Tuesday, 14 February 2012

Winter stars

The sky last night lay open and bright, and as I gingerly walked across the icy parking lot, I could see Orion shining through the bare branches of the trees.  He felt like an old friend.

I rarely pay attention to the stars in the city.  Occasionally a bright planet catches my attention, or a crescent moon.  Usually, though, the stars lie beyond the glare of streetlights and windows, dimmed like tarnished silver.  Something's lost to a world where the stars are dimmed:  awe, I think, and not a little perspective.

For several years in my late teens, we lived at Work Point in Esquimalt -- a neighborhood of Victoria B.C.  Work Point formed the west side of the entrance to Victoria Harbour and looked south over the Strait of Juan de Fuca to Port Angeles and the mountains of the Olympic Peninsula.  Victoria lies in the rain shadow of the Vancouver Island Mountain range and enjoys unusually clear skies for coastal British Columbia.  In fact, because of its clear skies, it became the home of the Dominion Astrophysical Observatory in 1918.  Furthermore, the mild winter temperatures -- rarely below zero, even in January and February -- allow stargazing in relative comfort, compared to other parts of the country.

We enjoyed a particularly fine view of the night sky from Work Point, looking south to where the familar constellations hung above the water and the far dark mountains.  I would sometimes go down to the rocky shoreline after dark and wedge myself into some crevice out of the breeze.  I would pick out Orion, identify bright Rigel and red Betelgeuse, look down and left for sparkling, blue Sirius, and then scan up and right for the fuzzy Pleiades cluster.  The Milky Way arched across the heavens.  I could feel my insignificance in the enormity of things, and it was a release.

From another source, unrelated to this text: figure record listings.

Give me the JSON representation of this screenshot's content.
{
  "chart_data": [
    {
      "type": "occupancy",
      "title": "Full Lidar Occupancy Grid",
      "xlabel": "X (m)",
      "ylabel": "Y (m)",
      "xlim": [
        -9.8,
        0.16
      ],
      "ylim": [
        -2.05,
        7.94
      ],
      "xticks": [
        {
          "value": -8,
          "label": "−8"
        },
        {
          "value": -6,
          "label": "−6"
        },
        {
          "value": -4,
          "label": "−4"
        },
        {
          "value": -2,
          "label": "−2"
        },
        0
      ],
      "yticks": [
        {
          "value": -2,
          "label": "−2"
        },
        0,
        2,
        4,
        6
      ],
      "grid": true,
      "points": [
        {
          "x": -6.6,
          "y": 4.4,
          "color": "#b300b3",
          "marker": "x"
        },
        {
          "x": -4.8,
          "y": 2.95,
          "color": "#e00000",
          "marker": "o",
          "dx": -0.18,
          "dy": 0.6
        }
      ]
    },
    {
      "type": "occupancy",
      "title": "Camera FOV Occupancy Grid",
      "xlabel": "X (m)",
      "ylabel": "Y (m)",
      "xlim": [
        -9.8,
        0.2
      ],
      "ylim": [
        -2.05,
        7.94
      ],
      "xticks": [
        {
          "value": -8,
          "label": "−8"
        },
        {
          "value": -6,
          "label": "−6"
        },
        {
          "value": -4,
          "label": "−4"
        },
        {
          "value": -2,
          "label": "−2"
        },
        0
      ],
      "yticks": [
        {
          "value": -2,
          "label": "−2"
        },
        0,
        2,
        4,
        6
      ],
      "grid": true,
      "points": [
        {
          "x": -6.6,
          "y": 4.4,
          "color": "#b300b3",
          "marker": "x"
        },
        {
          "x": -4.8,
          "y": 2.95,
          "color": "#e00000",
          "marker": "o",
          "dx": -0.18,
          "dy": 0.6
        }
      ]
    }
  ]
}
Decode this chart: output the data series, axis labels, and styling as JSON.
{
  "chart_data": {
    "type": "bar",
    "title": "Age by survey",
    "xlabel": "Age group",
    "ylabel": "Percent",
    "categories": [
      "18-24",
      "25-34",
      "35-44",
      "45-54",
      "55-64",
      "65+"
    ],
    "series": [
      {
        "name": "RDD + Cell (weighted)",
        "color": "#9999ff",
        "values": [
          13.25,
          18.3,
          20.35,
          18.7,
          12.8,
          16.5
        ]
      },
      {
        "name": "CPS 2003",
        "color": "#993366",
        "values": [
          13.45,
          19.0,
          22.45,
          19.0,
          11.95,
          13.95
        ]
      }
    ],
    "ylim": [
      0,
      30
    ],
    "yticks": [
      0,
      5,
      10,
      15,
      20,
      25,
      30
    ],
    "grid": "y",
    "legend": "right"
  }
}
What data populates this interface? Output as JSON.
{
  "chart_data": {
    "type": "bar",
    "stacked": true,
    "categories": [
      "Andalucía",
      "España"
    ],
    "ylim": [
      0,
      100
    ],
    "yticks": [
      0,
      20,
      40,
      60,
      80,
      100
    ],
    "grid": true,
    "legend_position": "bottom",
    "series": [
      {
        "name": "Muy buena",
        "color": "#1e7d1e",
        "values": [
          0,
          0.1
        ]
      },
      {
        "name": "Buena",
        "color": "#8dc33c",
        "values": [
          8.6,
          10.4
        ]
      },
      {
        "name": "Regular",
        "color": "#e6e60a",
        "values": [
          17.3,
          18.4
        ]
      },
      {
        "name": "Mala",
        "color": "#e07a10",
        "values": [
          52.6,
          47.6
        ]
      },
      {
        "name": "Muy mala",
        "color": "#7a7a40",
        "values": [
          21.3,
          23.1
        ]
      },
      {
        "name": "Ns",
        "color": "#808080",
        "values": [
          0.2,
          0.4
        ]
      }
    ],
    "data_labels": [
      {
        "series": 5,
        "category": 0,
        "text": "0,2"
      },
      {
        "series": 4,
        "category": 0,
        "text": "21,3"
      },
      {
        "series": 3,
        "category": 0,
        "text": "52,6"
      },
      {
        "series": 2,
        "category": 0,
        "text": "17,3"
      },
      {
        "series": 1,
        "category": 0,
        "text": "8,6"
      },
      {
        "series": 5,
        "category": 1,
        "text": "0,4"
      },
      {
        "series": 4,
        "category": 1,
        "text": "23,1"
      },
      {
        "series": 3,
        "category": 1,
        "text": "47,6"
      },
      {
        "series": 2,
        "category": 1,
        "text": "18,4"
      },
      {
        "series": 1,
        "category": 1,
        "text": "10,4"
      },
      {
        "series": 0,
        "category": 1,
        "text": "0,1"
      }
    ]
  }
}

Often, too, if the sea was still, I could listen to the tugs towing their log booms in and out of the harbour (in those days, log booms still stretched along the west side of the harbour).  The sounds carried so clear and sharp across the water, that I could listen to the conversations of the crewmen mixed with the steady beat of the diesels and the lapping of waves.  In contrast to the heavens stretching above, the sounds of other human beings going about their lives seemed very intimate.  I almost felt drawn on to the decks and into the red, warm glow of the wheelhouses.